X2 = np.array(df2[df2.columns.difference(['SalePrice'])])        

# split data into train + validation + test 
X_trainval2, X_test2, y_trainval2, y_test2 = train_test_split(X2, y2, random_state=1, test_size=0.20)
X_train2, X_valid2, y_train2, y_valid2 = train_test_split(X_trainval2, y_trainval2, random_state=1, test_size=0.25)

In [36]:
imputer2 = Imputer(missing_values='NaN', strategy='median', axis=0, verbose=0, copy=False)
imputer2.fit(X_train2)
imputer2.transform(X_train2)
imputer2.transform(X_test2)
imputer2.transform(X_valid2)

array([[ 1391.,     0.,     0., ...,  2004.,  2004.,  2008.],
       [ 1173.,     0.,     0., ...,  1974.,  1974.,  2010.],
       [ 1324.,     0.,     0., ...,  2006.,  2006.,  2009.],
       ..., 
       [  902.,   808.,     0., ...,  1921.,  1950.,  2010.],
       [  698.,     0.,     0., ...,  1947.,  2008.,  2009.],
       [ 1022.,  1038.,   168., ...,  1999.,  1999.,  2009.]])

In [37]:
# Normalize all features based on the training and validation set combined.
from sklearn.preprocessing import MinMaxScaler

min_max_scaler = MinMaxScaler(feature_range=(0,1)).fit(X_train2)
X_train_scaled = min_max_scaler.transform(X_train2)
min_max_scaler = MinMaxScaler(feature_range=(0,1)).fit(X_valid2)
X_valid_scaled = min_max_scaler.transform(X_valid2)

# Train a linear regression model on the training and validation set combined. 
X_train_valid = np.concatenate((X_train_scaled, X_valid_scaled), axis=0)
y_train_valid = np.concatenate((y_train2, y_valid2), axis=0)
lr2 = LinearRegression().fit(X_train_valid, y_train_valid)

In [38]:
# Train a regularized model (use Ridge regularization). To decide the parameter alpha, use a range of values to train,
# the model. Test its performance on the validation set. Output the RMSE for different values of alpha, and choose the
# best value.
# your code goes here

from sklearn.linear_model import Ridge

alphas = list(np.arange(1, 20, 1))
r2s = []

for alpha in alphas:
    ridge = Ridge(alpha).fit(X_train2, y_train2)
    r2 = ridge.score(X_valid2, y_valid2)
    rmse = np.sqrt(((y_valid2 - ridge.predict(X_valid2)) ** 2).mean())
    r2s.append(r2)
    print(alpha, "\tR^2:", r2, "\tRMSE:", rmse)

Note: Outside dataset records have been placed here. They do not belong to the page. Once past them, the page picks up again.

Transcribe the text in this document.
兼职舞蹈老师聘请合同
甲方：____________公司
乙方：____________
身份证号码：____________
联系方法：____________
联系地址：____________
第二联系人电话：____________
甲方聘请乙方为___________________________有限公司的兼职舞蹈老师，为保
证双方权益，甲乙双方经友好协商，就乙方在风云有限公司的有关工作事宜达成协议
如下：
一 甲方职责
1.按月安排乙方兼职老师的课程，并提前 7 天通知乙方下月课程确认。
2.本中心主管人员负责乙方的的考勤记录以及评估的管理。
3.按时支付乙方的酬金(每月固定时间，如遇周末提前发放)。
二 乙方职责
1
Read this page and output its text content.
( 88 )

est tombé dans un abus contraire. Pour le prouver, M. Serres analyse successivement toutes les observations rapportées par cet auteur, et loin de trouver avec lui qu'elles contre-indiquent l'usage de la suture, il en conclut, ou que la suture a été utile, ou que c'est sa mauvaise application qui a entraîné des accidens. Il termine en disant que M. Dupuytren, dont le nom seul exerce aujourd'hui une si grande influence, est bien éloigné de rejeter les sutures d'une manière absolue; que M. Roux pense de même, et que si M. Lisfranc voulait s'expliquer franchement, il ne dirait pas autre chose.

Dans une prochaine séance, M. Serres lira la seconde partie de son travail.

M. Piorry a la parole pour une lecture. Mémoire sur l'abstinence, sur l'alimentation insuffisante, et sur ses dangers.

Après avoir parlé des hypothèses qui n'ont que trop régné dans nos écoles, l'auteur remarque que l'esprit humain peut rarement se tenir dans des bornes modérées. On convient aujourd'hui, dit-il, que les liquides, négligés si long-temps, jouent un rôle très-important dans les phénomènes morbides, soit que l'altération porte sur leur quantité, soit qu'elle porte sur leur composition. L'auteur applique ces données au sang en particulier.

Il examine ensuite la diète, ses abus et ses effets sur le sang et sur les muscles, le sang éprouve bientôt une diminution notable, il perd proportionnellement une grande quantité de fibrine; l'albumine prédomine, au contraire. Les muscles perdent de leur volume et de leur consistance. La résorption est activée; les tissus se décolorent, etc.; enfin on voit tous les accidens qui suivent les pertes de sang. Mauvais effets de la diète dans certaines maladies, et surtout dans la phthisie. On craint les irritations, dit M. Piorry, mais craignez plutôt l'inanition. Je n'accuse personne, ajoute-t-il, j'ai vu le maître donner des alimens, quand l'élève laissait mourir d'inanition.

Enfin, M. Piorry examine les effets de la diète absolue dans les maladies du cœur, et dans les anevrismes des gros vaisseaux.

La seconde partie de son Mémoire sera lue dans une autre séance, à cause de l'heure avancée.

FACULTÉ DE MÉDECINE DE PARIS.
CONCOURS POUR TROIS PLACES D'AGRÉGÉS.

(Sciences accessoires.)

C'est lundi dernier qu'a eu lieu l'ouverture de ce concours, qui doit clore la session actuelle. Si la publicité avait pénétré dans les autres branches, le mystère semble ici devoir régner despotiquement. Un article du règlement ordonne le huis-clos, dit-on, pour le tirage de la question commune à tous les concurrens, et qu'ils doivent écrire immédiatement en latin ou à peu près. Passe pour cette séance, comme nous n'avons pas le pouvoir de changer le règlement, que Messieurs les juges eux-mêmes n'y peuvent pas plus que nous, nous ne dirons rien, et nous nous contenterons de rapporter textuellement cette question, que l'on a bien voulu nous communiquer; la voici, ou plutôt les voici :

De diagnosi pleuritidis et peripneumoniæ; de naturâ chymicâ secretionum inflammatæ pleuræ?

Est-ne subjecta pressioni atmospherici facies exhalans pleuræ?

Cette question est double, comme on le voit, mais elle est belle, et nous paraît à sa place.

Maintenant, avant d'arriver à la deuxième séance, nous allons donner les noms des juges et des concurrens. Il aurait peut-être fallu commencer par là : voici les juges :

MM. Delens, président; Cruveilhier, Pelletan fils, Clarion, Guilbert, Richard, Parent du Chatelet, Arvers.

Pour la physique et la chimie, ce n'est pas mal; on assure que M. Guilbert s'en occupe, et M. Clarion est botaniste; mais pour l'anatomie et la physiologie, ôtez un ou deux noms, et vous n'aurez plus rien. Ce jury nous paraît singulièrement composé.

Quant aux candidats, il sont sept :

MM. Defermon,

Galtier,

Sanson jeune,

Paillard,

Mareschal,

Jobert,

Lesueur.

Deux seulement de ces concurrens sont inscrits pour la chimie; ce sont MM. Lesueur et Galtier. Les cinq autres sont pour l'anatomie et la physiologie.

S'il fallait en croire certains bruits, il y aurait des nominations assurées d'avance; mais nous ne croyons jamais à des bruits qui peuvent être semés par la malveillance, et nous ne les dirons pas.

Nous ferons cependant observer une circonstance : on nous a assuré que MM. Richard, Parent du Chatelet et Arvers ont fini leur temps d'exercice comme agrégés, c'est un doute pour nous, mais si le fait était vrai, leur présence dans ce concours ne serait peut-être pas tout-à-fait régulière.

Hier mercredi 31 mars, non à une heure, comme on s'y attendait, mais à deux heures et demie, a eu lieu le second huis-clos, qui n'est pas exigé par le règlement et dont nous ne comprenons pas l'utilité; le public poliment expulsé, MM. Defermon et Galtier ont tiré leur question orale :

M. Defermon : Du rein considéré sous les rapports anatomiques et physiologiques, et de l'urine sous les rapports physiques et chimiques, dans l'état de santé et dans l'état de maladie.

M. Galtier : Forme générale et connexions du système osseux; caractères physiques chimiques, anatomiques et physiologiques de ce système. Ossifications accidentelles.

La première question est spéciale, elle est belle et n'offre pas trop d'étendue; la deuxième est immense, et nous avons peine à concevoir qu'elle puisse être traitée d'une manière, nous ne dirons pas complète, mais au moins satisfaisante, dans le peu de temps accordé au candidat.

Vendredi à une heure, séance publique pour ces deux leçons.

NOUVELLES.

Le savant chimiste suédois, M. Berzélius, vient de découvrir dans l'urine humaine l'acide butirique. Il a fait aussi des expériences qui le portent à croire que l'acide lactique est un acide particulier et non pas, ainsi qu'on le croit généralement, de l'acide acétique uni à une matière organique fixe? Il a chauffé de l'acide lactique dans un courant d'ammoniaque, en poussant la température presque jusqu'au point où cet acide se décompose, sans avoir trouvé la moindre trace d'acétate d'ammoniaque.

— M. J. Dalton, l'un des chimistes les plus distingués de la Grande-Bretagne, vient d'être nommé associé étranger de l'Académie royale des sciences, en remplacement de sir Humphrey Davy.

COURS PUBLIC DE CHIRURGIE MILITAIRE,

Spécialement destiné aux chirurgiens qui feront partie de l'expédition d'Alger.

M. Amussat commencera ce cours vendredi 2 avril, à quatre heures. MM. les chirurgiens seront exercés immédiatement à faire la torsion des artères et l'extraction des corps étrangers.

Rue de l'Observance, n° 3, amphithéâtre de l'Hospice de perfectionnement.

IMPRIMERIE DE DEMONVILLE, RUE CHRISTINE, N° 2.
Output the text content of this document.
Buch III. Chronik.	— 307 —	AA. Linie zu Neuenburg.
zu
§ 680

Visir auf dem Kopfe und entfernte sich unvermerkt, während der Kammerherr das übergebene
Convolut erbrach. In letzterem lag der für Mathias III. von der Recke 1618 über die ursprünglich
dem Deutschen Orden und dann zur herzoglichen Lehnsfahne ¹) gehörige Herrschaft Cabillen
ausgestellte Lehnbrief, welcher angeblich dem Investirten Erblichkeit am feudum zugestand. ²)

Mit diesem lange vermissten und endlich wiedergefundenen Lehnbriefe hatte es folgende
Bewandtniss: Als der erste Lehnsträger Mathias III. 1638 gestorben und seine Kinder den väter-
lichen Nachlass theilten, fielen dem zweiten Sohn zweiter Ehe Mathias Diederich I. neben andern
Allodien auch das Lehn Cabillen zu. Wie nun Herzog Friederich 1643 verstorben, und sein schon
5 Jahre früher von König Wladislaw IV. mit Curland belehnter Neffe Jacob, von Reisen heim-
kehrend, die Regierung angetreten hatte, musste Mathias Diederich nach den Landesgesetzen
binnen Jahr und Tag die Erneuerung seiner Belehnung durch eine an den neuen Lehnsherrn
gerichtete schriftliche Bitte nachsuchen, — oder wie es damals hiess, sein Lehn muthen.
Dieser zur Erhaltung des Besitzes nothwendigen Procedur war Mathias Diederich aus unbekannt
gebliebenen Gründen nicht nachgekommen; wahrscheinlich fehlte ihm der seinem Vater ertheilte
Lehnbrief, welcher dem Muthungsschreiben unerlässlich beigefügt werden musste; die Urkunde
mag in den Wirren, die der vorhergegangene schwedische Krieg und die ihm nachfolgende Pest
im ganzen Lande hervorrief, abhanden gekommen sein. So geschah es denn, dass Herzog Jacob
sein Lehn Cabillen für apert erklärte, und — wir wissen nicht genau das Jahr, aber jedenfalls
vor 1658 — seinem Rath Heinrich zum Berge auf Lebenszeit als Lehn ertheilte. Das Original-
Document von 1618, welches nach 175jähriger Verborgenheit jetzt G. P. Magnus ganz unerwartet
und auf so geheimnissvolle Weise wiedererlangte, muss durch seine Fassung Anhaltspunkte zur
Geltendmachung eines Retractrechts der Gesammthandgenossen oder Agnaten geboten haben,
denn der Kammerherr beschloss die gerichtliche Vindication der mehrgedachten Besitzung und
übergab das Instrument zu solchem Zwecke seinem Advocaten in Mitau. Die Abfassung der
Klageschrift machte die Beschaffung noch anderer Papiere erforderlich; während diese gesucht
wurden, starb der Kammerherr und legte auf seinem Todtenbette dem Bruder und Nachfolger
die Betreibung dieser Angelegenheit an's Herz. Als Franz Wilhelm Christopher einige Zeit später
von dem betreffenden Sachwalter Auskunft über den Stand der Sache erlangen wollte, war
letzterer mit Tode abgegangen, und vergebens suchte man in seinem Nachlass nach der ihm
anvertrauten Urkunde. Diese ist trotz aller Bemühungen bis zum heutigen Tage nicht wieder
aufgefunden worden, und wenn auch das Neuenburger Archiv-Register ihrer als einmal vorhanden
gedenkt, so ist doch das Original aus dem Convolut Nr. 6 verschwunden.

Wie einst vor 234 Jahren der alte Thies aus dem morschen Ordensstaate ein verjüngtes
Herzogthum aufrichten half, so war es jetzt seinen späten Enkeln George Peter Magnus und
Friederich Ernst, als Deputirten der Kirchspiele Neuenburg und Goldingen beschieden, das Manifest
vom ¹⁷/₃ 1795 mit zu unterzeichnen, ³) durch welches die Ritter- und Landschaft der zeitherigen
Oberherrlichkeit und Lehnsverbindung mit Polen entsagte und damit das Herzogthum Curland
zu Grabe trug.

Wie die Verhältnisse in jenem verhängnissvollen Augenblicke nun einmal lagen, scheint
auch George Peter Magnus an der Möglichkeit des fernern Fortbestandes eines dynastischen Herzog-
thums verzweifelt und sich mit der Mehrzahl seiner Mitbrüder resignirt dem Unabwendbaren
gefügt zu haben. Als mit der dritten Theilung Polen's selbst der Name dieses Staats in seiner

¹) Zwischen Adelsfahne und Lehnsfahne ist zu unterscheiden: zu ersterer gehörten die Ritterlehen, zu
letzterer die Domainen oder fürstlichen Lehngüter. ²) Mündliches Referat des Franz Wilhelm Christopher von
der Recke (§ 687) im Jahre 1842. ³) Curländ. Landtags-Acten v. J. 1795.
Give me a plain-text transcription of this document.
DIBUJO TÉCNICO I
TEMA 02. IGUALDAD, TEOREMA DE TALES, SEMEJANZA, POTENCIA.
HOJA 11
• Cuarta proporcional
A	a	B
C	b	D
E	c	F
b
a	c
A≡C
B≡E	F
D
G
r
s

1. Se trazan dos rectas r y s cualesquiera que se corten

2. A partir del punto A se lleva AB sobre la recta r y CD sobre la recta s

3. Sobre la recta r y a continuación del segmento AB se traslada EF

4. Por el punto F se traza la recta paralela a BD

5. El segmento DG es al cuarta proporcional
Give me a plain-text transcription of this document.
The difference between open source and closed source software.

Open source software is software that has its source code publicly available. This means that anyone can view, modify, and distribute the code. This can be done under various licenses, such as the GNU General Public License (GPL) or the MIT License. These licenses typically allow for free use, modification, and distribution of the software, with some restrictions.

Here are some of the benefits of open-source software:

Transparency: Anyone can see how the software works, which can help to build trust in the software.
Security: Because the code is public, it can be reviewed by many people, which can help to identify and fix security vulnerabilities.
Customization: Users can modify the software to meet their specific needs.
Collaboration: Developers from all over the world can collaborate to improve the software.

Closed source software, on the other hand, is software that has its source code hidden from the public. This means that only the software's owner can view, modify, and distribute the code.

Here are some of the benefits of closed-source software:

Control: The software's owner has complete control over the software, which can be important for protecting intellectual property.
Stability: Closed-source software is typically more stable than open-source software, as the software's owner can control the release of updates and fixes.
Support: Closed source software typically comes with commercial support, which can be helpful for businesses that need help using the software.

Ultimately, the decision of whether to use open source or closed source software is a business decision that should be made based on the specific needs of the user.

best_alpha = alphas[r2s.index(max(r2s))]
print("\nBest alpha:", best_alpha)

1 	R^2: 0.888786741421 	RMSE: 24452.996024
2 	R^2: 0.897614369455 	RMSE: 23462.4466939
3 	R^2: 0.901060522705 	RMSE: 23064.2108739
4 	R^2: 0.902986316924 	RMSE: 22838.6427213
5 	R^2: 0.904232389428 	RMSE: 22691.4955451
6 	R^2: 0.905097361045 	RMSE: 22588.7884839
7 	R^2: 0.905718926274 	RMSE: 22514.6942824
8 	R^2: 0.906171773522 	RMSE: 22460.5583389
9 	R^2: 0.906501095562 	RMSE: 22421.1072114
10 	R^2: 0.906736436001 	RMSE: 22392.8720262
11 	R^2: 0.906898235555 	RMSE: 22373.439306
12 	R^2: 0.907001256646 	RMSE: 22361.0572952
13 	R^2: 0.907056521539 	RMSE: 22354.4122318
14 	R^2: 0.907072480069 	RMSE: 22352.4930069
15 	R^2: 0.90705574982 	RMSE: 22354.5050371
16 	R^2: 0.907011605296 	RMSE: 22359.8131215
17 	R^2: 0.906944312663 	RMSE: 22367.9021877
18 	R^2: 0.906857365632 	RMSE: 22378.3495267
19 	R^2: 0.906753655886 	RMSE: 22390.8046568

Best alpha: 14


In [39]:
# Train the regularized model (use Ridge regularization) with the best alpha parameter found above on the traing and 
# validation set combined.
# your code goes here
ridge = Ridge(best_alpha).fit(X_train_valid, y_train_valid)

In [40]:
# Compare the performance of the linear regression with and without regularization
# your code goes here
lr2_score = lr2.score(X_test2, y_test2)
reg_score = ridge.score(X_test2, y_test2)

print("Lr2: %f" % lr2_score)
print("Reg: %f" % reg_score)

Lr2: -396744797980444393472.000000
Reg: -10931278.086818


**Question 6**: What are your conclusions for the two model compared?

The regularized model has a better score (R^2) because it is more close to zero, thus the prediction using the regularized model will be more accurate.